Motor milik Cakka sudah terparkir rapi, dua anak yang menaikinya sudah turun dan melepas helm masing-masing. Cakka merangkul Shilla, seperti biasa ia akan mengantar perempuan itu ke kelasnya lebih dulu sebelum masuk ke kelasnya sendiri.
Tapi, ketika mereka baru keluar dari area parkir, Cakka menghentikan langkahnya. Membuat Shilla yang berada dalam rangkulannya itu juga ikut berhenti. Mata Cakka memperhatikan perempuan yang baru saja memasuki gerbang SMA Violet, senyum laki-laki itu terulas, lalu ia melepas rangkulannya pada Shilla.
"Ta, gue nggak nganterin lo ke kelas ya. Gue ada urusan, bye!"
Shilla baru saja ingin berucap namun anak laki-laki itu sudah berbalik arah meninggalkannya. Shilla tadinya mengernyit bingung, tapi setelah melihat siapa yang dihampiri oleh Cakka, ia langsung menghela napas kasar. Shilla menunduk, tidak ingin melihat lebih lanjut apa yang dua orang itu lakukan setelah saling menyapa dengan senyum manis di wajah masing-masing. Shilla memilih untuk melanjutkan langkahnya menuju kelas, ia ingin cepat-cepat sampai mejanya dan menelungkupkan wajahnya di sana. Ia ingin menenangkan diri.
"Selamat pagi Shilla cantik!"
Tubuh tegap yang tiba-tiba menghadang jalannya itu sontak membuat Shilla terkesiap. Ia mendongak dan mendapati Deva sedang tersenyum sumringah sambil merentangkan tangan lebar-lebar di hadapannya.
"Deva! Kenapa hobi banget bikin gue kaget sih? Untung gue nggak jantungan." Shilla mengomel.
Laki-laki itu tertawa lalu menurunkan kedua tangannya, ia berdiri di sebelah Shilla dan merangkul gadis itu. "Maaf deh, kan gue cuma mau nyapa."
Shilla mendengus. "Lo dateng pagi-pagi gini mau ngerjain PR lagi?" tanyanya kemudian.
Deva menggeleng. "Jam pertama pelajarannya Pak Broto. Kalo gue telat bisa digantung hidup-hidup nanti." Deva mengingat betapa killernya guru ekonominya itu. Dari semua guru, hanya Pak Broto yang bisa membuat Deva jadi rajin dan patuh. Mungkin seharusnya, semua guru di SMA Violet itu seperti Pak Broto, supaya Deva tidak membuat masalah lagi.
"Lebay lo." Shilla tertawa.
Deva tersenyum melihatnya. "Nah gitu kek dari tadi. Kan cantiknya jadi keliatan kalo ketawa." Ia mengacak rambut Shilla.
"Halah, gombal lo." Shilla menyikut pinggang Deva, tapi laki-laki itu justru tertawa.
"Gue perhatiin lo murung terus dari kemaren. Kenapa sih?" Tanya Deva kemudian.
Senyum yang tadinya masih ada di wajah Shilla perlahan memudar, gadis itu kembali menunduk, dan seketika Deva menyesal telah bertanya demikian. Laki-laki itu pun mengeratkan rangkulannya pada Shilla. "Jangan merengut mulu, jelek tau. Udah ayo gue anterin ke kelas."
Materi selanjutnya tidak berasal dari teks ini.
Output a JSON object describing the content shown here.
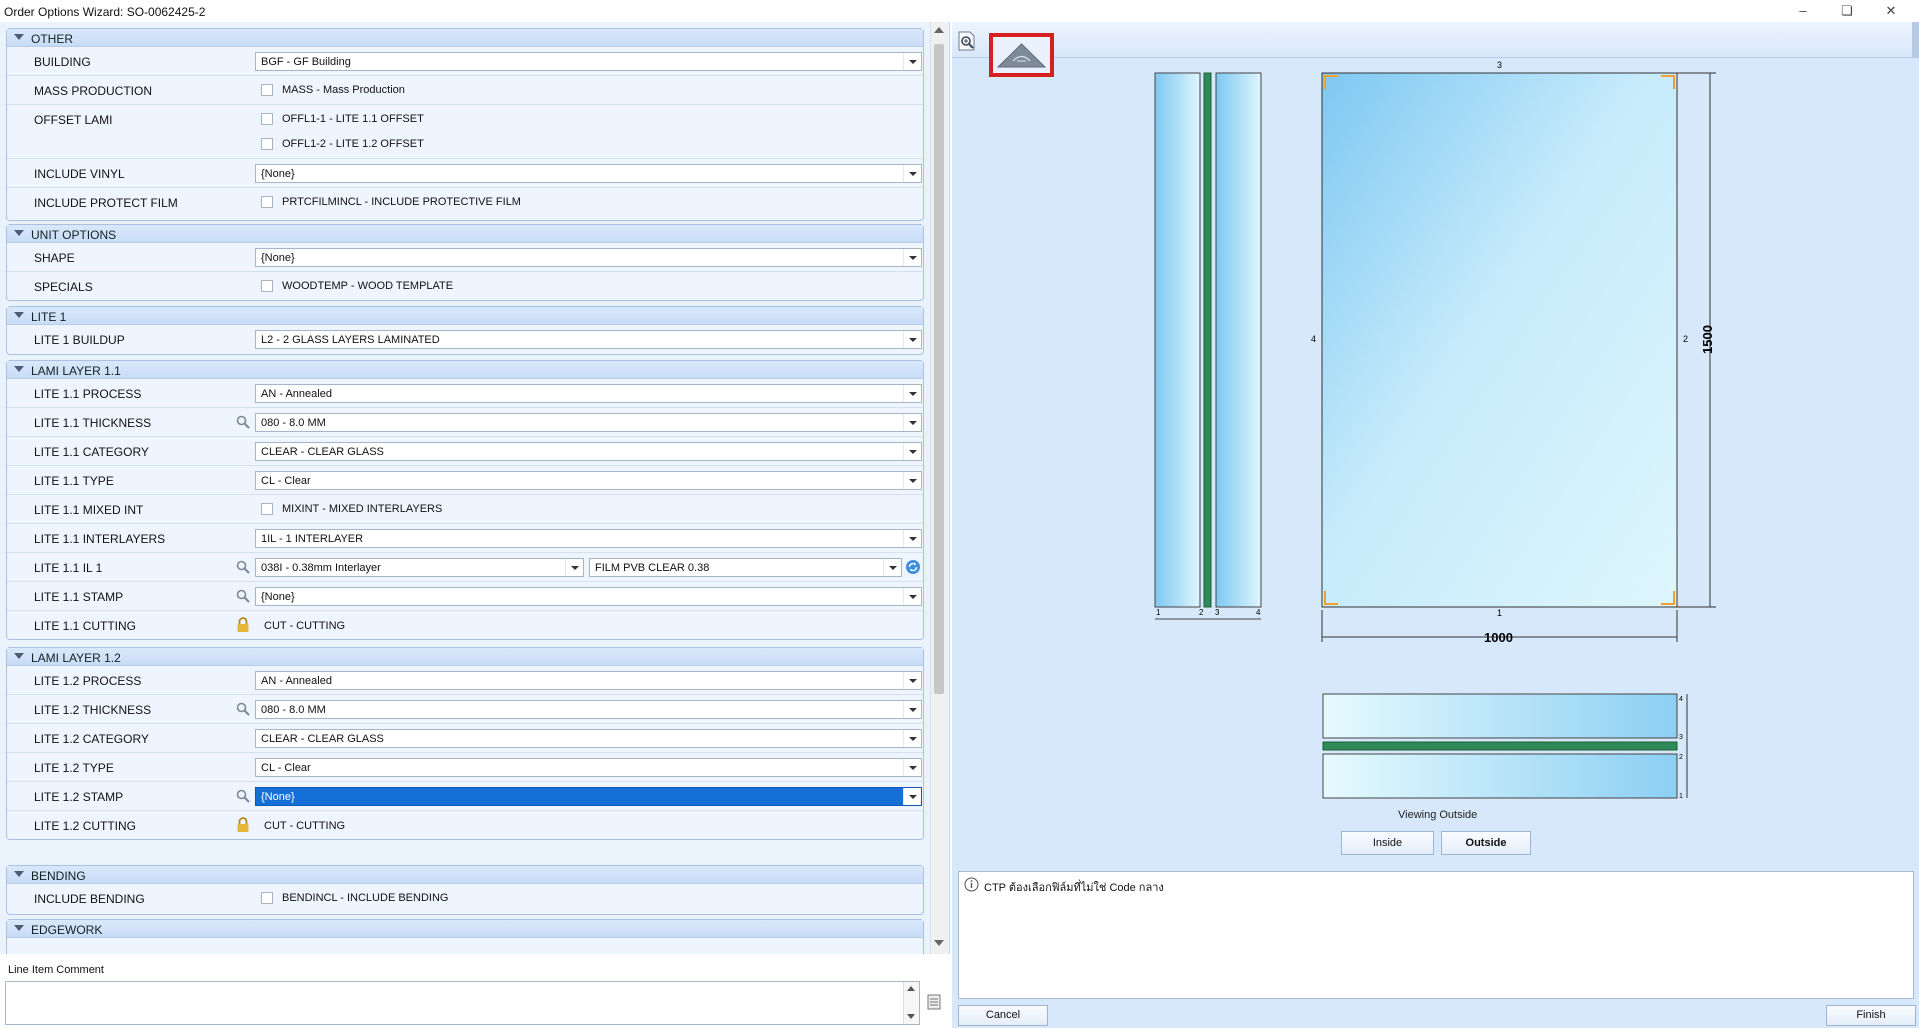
{
  "window": {
    "title": "Order Options Wizard: SO-0062425-2"
  },
  "groups": {
    "other": {
      "title": "OTHER",
      "building": {
        "label": "BUILDING",
        "value": "BGF - GF Building"
      },
      "mass_production": {
        "label": "MASS PRODUCTION",
        "option": "MASS - Mass Production"
      },
      "offset_lami": {
        "label": "OFFSET LAMI",
        "option1": "OFFL1-1 - LITE 1.1 OFFSET",
        "option2": "OFFL1-2 - LITE 1.2 OFFSET"
      },
      "include_vinyl": {
        "label": "INCLUDE VINYL",
        "value": "{None}"
      },
      "include_protect_film": {
        "label": "INCLUDE PROTECT FILM",
        "option": "PRTCFILMINCL - INCLUDE PROTECTIVE FILM"
      }
    },
    "unit_options": {
      "title": "UNIT OPTIONS",
      "shape": {
        "label": "SHAPE",
        "value": "{None}"
      },
      "specials": {
        "label": "SPECIALS",
        "option": "WOODTEMP - WOOD TEMPLATE"
      }
    },
    "lite1": {
      "title": "LITE 1",
      "buildup": {
        "label": "LITE 1 BUILDUP",
        "value": "L2 - 2 GLASS LAYERS LAMINATED"
      }
    },
    "lami11": {
      "title": "LAMI LAYER 1.1",
      "process": {
        "label": "LITE 1.1 PROCESS",
        "value": "AN - Annealed"
      },
      "thickness": {
        "label": "LITE 1.1 THICKNESS",
        "value": "080 - 8.0 MM"
      },
      "category": {
        "label": "LITE 1.1 CATEGORY",
        "value": "CLEAR - CLEAR GLASS"
      },
      "type": {
        "label": "LITE 1.1 TYPE",
        "value": "CL - Clear"
      },
      "mixed_int": {
        "label": "LITE 1.1 MIXED INT",
        "option": "MIXINT - MIXED INTERLAYERS"
      },
      "interlayers": {
        "label": "LITE 1.1 INTERLAYERS",
        "value": "1IL - 1 INTERLAYER"
      },
      "il1": {
        "label": "LITE 1.1 IL 1",
        "value": "038I - 0.38mm Interlayer",
        "value2": "FILM PVB CLEAR 0.38"
      },
      "stamp": {
        "label": "LITE 1.1 STAMP",
        "value": "{None}"
      },
      "cutting": {
        "label": "LITE 1.1 CUTTING",
        "value": "CUT - CUTTING"
      }
    },
    "lami12": {
      "title": "LAMI LAYER 1.2",
      "process": {
        "label": "LITE 1.2 PROCESS",
        "value": "AN - Annealed"
      },
      "thickness": {
        "label": "LITE 1.2 THICKNESS",
        "value": "080 - 8.0 MM"
      },
      "category": {
        "label": "LITE 1.2 CATEGORY",
        "value": "CLEAR - CLEAR GLASS"
      },
      "type": {
        "label": "LITE 1.2 TYPE",
        "value": "CL - Clear"
      },
      "stamp": {
        "label": "LITE 1.2 STAMP",
        "value": "{None}"
      },
      "cutting": {
        "label": "LITE 1.2 CUTTING",
        "value": "CUT - CUTTING"
      }
    },
    "bending": {
      "title": "BENDING",
      "include_bending": {
        "label": "INCLUDE BENDING",
        "option": "BENDINCL - INCLUDE BENDING"
      }
    },
    "edgework": {
      "title": "EDGEWORK"
    }
  },
  "comment": {
    "label": "Line Item Comment",
    "value": ""
  },
  "preview": {
    "width_dim": "1000",
    "height_dim": "1500",
    "edge_top": "3",
    "edge_bottom": "1",
    "edge_left": "4",
    "edge_right": "2",
    "side_labels": [
      "1",
      "2",
      "3",
      "4"
    ],
    "viewing_label": "Viewing Outside",
    "inside_button": "Inside",
    "outside_button": "Outside",
    "colors": {
      "glass": "#bfe6fb",
      "interlayer": "#2e8b57",
      "corner_marker": "#f0a030"
    }
  },
  "message": "CTP ต้องเลือกฟิล์มที่ไม่ใช่ Code กลาง",
  "footer": {
    "cancel": "Cancel",
    "finish": "Finish"
  }
}
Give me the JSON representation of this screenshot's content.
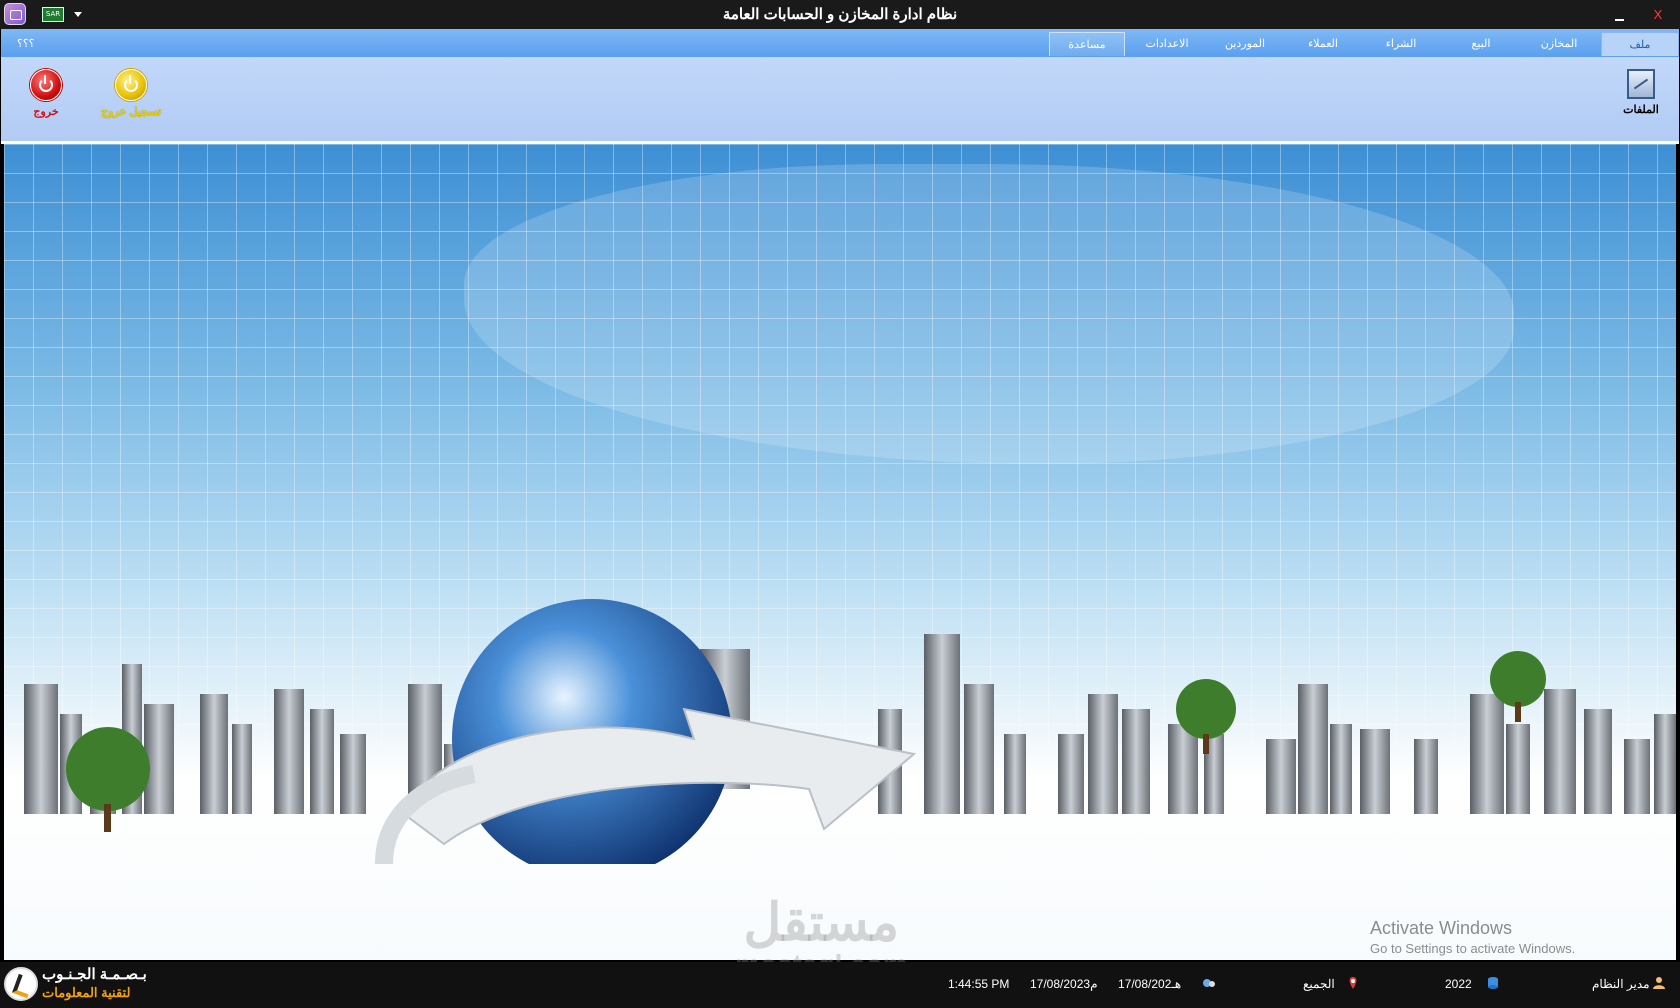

Shilla kemudian hanya bisa pasrah saat Deva membawanya kembali melangkah menyusuri koridor yang sudah cukup ramai pagi itu. Tidak hanya sampai di depan kelas, anak itu bahkan mengantar Shilla sampai ke tempat duduknya. Membuat beberapa anak yang sudah ada di kelas XI IPA 2 itu memandangnya penuh tanya. Untungnya, Ify dan Sivia belum datang. Kalau dua temannya melihat Deva mengantarnya ke kelas, pasti mereka akan heboh dan bertanya macam-macam.
"Thanks ya, Dev." Ujar Shilla setelah duduk di kursinya.
Deva tersenyum. "You're welcome, Ashilla. Gue ke kelas dulu ya. Selamat belajar!"
Deva berjalan mundur sambil melambai-lambaikan tangannya, dan kelakuannya itu lagi-lagi mengundang tawa Shilla.
"Hati-hati, Dev. Nanti nabrak!"
• • •
"Berarti sama kayak Alvin dong?"
Cakka ikut mendudukkan diri pada kursi panjang di pinggir lapangan dengan Pricilla. Keduanya sudah meletakkan tas mereka di kelas dan memilih berbincang di tempat yang sama seperti kemarin.